Почему? Да потому, что в оперном произведении огромную роль играет внутренняя логика музыкальной драматургии — сложная и тонкая система взаимоотношений, взаимовлияний театральных и музыкальных элементов. Музыка как искусство, развертывающееся во времени, имеет свою логику. Но в опере, будучи средством выражения драмы, ее логика становится зависимой от конкретных событий, от проявления на каждом этапе развития драмы особенностей человеческих характеров. Причем не только во внешнем поведении, но и в глубинной душевной сфере. Здесь должны проявляться особые для каждого персонажа свойства внутреннего восприятия конкретных явлений жизни, событий, обстоятельств.
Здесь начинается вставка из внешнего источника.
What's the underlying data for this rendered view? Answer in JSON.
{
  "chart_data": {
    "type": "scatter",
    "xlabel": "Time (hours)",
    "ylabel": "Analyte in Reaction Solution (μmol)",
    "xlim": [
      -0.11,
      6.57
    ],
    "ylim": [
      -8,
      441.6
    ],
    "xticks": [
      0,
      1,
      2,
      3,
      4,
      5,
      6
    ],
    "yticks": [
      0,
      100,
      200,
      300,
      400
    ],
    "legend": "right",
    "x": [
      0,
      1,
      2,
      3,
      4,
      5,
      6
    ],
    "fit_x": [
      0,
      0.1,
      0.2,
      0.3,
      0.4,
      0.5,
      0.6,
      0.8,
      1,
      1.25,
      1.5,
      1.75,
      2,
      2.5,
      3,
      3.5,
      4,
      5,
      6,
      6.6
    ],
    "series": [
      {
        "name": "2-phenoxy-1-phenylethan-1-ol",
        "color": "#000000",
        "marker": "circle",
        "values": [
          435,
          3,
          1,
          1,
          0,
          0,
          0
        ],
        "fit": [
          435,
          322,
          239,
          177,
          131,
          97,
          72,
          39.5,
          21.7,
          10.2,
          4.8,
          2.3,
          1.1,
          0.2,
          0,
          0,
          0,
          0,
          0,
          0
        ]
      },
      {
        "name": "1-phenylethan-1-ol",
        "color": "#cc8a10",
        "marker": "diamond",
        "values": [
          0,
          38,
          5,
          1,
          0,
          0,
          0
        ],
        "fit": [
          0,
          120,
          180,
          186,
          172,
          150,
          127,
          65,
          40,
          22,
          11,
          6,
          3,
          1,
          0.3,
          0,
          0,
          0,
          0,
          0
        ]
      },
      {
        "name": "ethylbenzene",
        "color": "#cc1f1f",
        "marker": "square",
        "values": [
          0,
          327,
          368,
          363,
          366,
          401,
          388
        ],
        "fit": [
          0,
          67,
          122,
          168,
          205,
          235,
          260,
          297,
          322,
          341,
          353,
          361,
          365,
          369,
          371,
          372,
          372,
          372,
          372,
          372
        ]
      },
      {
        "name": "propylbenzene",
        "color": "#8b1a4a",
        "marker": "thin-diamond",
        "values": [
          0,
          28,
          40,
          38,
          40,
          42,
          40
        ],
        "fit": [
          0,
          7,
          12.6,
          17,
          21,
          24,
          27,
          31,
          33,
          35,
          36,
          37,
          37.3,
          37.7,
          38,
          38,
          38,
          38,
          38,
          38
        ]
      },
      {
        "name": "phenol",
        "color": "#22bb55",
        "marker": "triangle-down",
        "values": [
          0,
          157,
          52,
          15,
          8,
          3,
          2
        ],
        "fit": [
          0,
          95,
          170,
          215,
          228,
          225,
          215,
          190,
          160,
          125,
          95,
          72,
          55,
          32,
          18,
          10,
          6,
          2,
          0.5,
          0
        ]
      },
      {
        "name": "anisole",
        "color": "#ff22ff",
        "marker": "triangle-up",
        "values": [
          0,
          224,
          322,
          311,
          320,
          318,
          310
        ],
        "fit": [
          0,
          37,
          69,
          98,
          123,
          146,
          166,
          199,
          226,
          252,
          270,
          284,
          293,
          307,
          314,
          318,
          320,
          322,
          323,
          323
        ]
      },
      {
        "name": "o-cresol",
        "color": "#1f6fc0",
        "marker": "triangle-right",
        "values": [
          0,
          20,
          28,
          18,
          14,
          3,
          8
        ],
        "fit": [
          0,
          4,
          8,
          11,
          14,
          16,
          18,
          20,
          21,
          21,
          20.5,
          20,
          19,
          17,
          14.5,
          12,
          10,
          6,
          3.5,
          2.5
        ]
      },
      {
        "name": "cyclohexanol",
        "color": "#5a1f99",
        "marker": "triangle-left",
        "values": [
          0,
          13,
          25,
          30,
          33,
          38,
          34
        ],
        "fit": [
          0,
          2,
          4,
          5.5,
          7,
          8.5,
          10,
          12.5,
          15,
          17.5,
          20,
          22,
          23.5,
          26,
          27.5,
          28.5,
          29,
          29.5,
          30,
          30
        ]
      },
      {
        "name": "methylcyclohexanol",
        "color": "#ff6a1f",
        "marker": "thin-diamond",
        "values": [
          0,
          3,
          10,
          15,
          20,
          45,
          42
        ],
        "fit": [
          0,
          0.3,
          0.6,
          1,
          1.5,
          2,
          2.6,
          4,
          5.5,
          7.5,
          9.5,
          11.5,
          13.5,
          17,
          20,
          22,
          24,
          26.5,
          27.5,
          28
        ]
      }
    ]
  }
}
Драма рождает музыку, раскрывающую ее суть, подробности развития действия, динамику событий. Музыка выражает драму своими способами, только ей присущими и, выражая, преображает ее. Это очень сложное переплетение обстоятельств, взаимодействие различных компонентов, взаимосвязей. Достаточно нарушить в каком-то звене этой системы образного мышления один-два контакта, как прекращается деятельность всего художественного организма.
Режиссер, заботясь о логике действия, его энергии, не замечает, не видит, не слышит тех особых созвучий, которые слышит композитор. Это естественно, поскольку сталкиваются художники различной природы художественного мышления. (Собака слышит и чует то, что недоступно человеку, и в каких-то случаях, например, при поимке преступника или поисках пропавшего, человек вверяется чутью собаки.) Поэтому в момент сочинительства оперы режиссер должен оставить композитора наедине с его трудом, его поисками выражения конкретных театральных событий в музыке, должен верить в правильность и органичность процесса, который определяется художественной индивидуальностью автора оперы.